Well, what do you know? After teasing us with $60 WTI in June, oil is once again testing the bottom in the low $40s, thanks to negative supply drivers coming out of Saudi Arabia, Iran and Iraq, not to mention a resilient U.S. production profile. And industry attitude is in a funk. Woe is we. When will it all end? Is there hope for oil and gas producers and investors?

Maynard Holt thinks so. The affable co-president and head of E&P investment banking for Tudor, Pickering Holt & Co., paints a picture of optimism for invested industry players. Speaking to the Houston Producers Forum in August, Holt laid out 10 reasons to believe in silver linings with the directive that “we should all be truly positive.” Here’s why:

Massive efficiency gains are emerging. Every company, every employee, every investor is obsessed with efficiency, he said, and “good things are going to happen.”

Limited exploration success globally. While it sounds like a negative, the sparse success in international well results bodes well for an oversupplied oil market. “We’re just not finding [as many reserves] anymore. Commitment to exploration is going away. It’s a wing of the business that is no longer feeling investment.”

The coming pain cures the system. While a handful of companies put rigs back to work at $60 oil, “nobody’s going to do that now” sub $50. After almost a year of price protection with hedged production, many operators will finally have to weather the hurricane in the open market in 2016. “We don’t have another year to figure it out. We’ll enter 2016 with fewer hedges as an industry than we’ve ever had. That’s good, because the recovery will get here sooner.”

Increasing scarcity value of good real estate. It’s been said before, but the global oil crisis brings it more into focus: Lower 48 reserves look pretty darn good when compared to the unpredictability and political risk of tapping reserves anywhere else in the world. “The U.S. gets better every day. We talk about bid-ask spread here, but there is zero confusion over what real estate you should own over the next five to 10 years.”

Mexico and the emergence of “North America-PEC.” “Mexico is a country trying to remake itself” with increased oil and gas investment. Add Canada to the triumvirate of North American producing countries, and together total production of almost 20 MMboe tops OPEC’s top three producing countries. Additionally, “the collision of cheap U.S. gas with Mexican labor could be dramatic for them and for us.”

We are the Saudi Arabia of natural gas. Will natural gas hang below $4 per Mcf forever? Holt asks. “Maybe, but it’s the absolute best fuel in the world, and we have the most of it and produce it at the lowest price. It’s the right fuel and we have it in a dominant way.”

Global capital availability. The world is awash in capital seeking good investment returns, Holt pointed out, particularly in the energy space. First-quarter 2015 saw a record amount of equity issuances almost topping $11 billion, and more awaits. “We have to get things reset, and when we do, capital is going to be very available.”

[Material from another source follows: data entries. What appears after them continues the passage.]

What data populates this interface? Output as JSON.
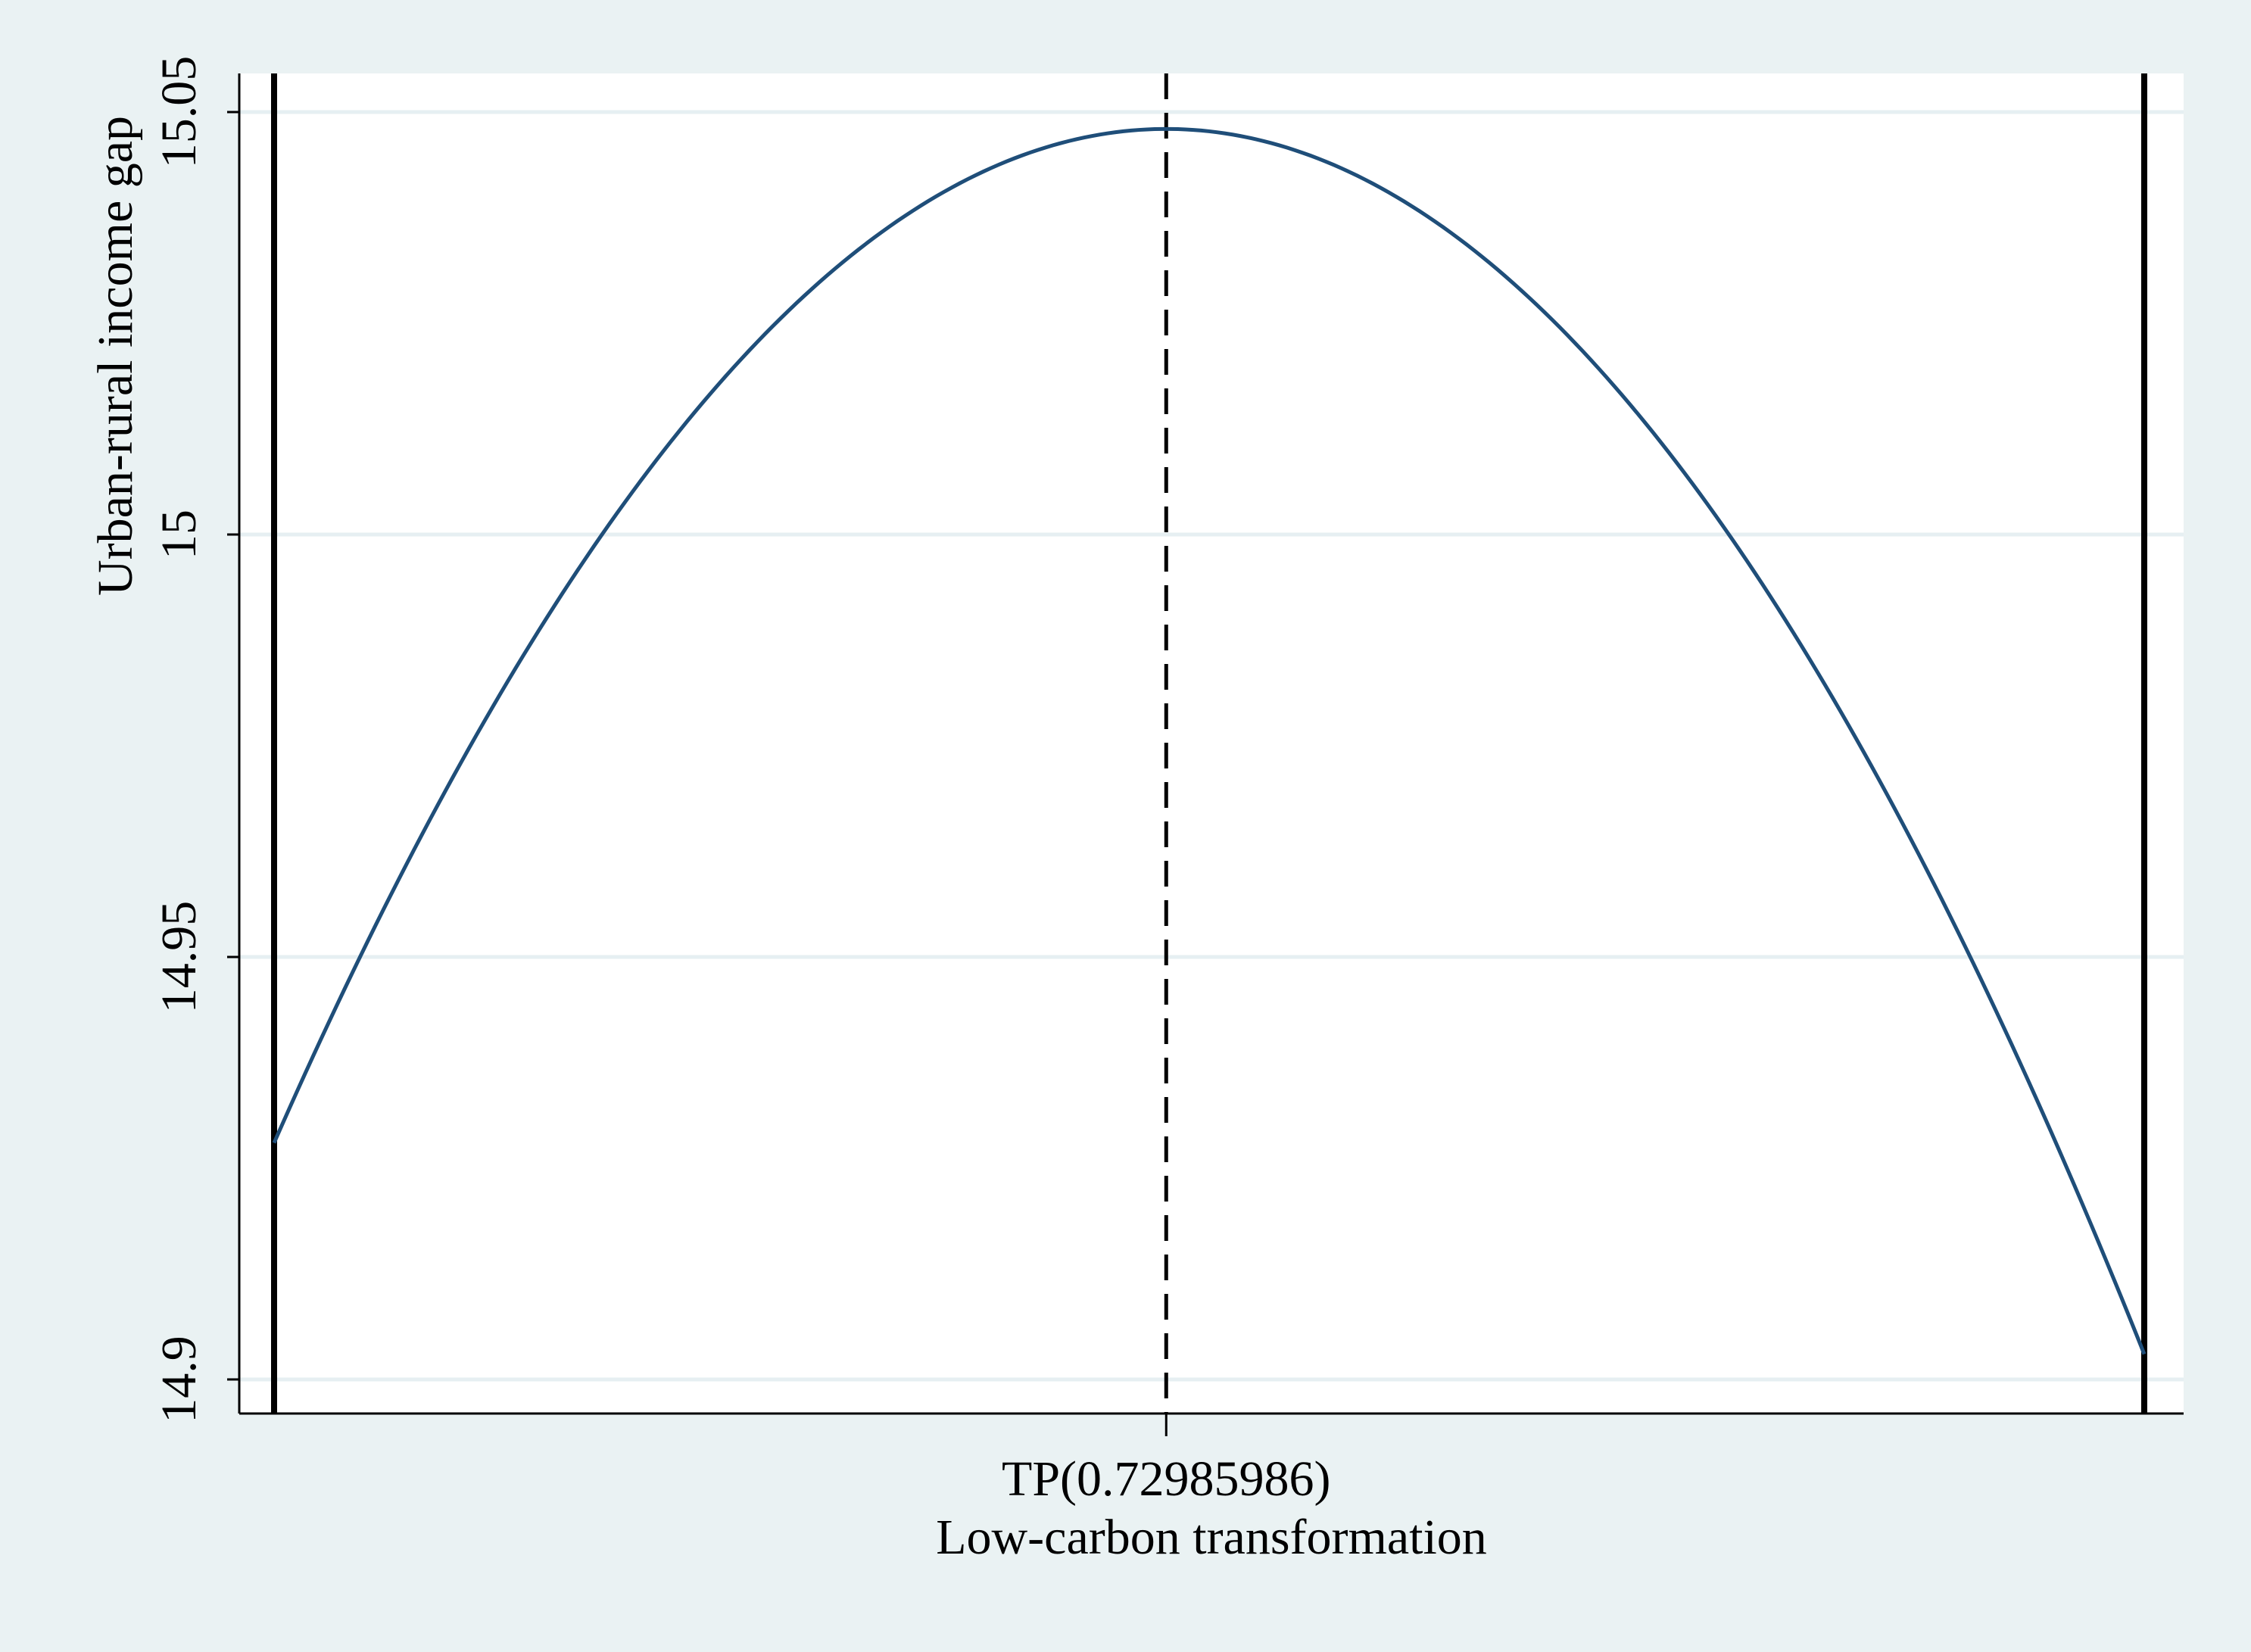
{
  "chart_data": {
    "type": "line",
    "title": "",
    "xlabel": "Low-carbon transformation",
    "ylabel": "Urban-rural income gap",
    "ylim": [
      14.9,
      15.05
    ],
    "yticks": [
      {
        "value": 14.9,
        "label": "14.9"
      },
      {
        "value": 14.95,
        "label": "14.95"
      },
      {
        "value": 15.0,
        "label": "15"
      },
      {
        "value": 15.05,
        "label": "15.05"
      }
    ],
    "grid": "horizontal",
    "turning_point": {
      "x": 0.72985986,
      "label": "TP(0.72985986)"
    },
    "series": [
      {
        "x": [
          0.0,
          0.1,
          0.2,
          0.3,
          0.4,
          0.5,
          0.6,
          0.7,
          0.72985986,
          0.8,
          0.9,
          1.0,
          1.1,
          1.2,
          1.3,
          1.4,
          1.5,
          1.53
        ],
        "y": [
          14.928,
          14.9608,
          14.9878,
          15.0089,
          15.0241,
          15.0335,
          15.0371,
          15.048,
          15.048,
          15.0469,
          15.0429,
          15.033,
          15.0173,
          14.9957,
          14.9683,
          14.935,
          14.8959,
          14.903
        ]
      }
    ],
    "x_bounds": [
      0.0,
      1.53
    ],
    "colors": {
      "line": "#1f4e79",
      "grid": "#e6eff2",
      "background": "#eaf2f3",
      "plot": "#ffffff"
    }
  }
}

Uniqueness of the U.S. globally. With varied international clients, Holt observes that the uniqueness of the U.S. trending up since the financial crisis in 2009. “If I ask an oil and gas executive about Russia, they don’t want to go there. We have a lot of investors outside the United States that just want to put their money here.”

Demand response. Low prices cure low prices, and demand is already up as people are using more fuel. TPH estimates a simple 1% growth in global demand will cure the oversupply problem, he said. “So far we’re seeing numbers in excess of that.”

Potential for outsized returns. Holt thinks E&P stocks are oversold—way oversold. “Nobody has the conviction to buy these stocks now, which may be the time to do it. Too many buyers have gone home. There’s an opportunity now to hit home runs.

“I don’t see how we can sit at this price level” for long, he said, “I just don’t see it. I think we’ll have a different world very quickly.”

And while he gave tempered support to TPH’s own 2016 price forecast of $80, he pointed to the swing in operator attitudes when oil lingered briefly at $60. “We don’t need a big price recovery to have a dramatically different world.”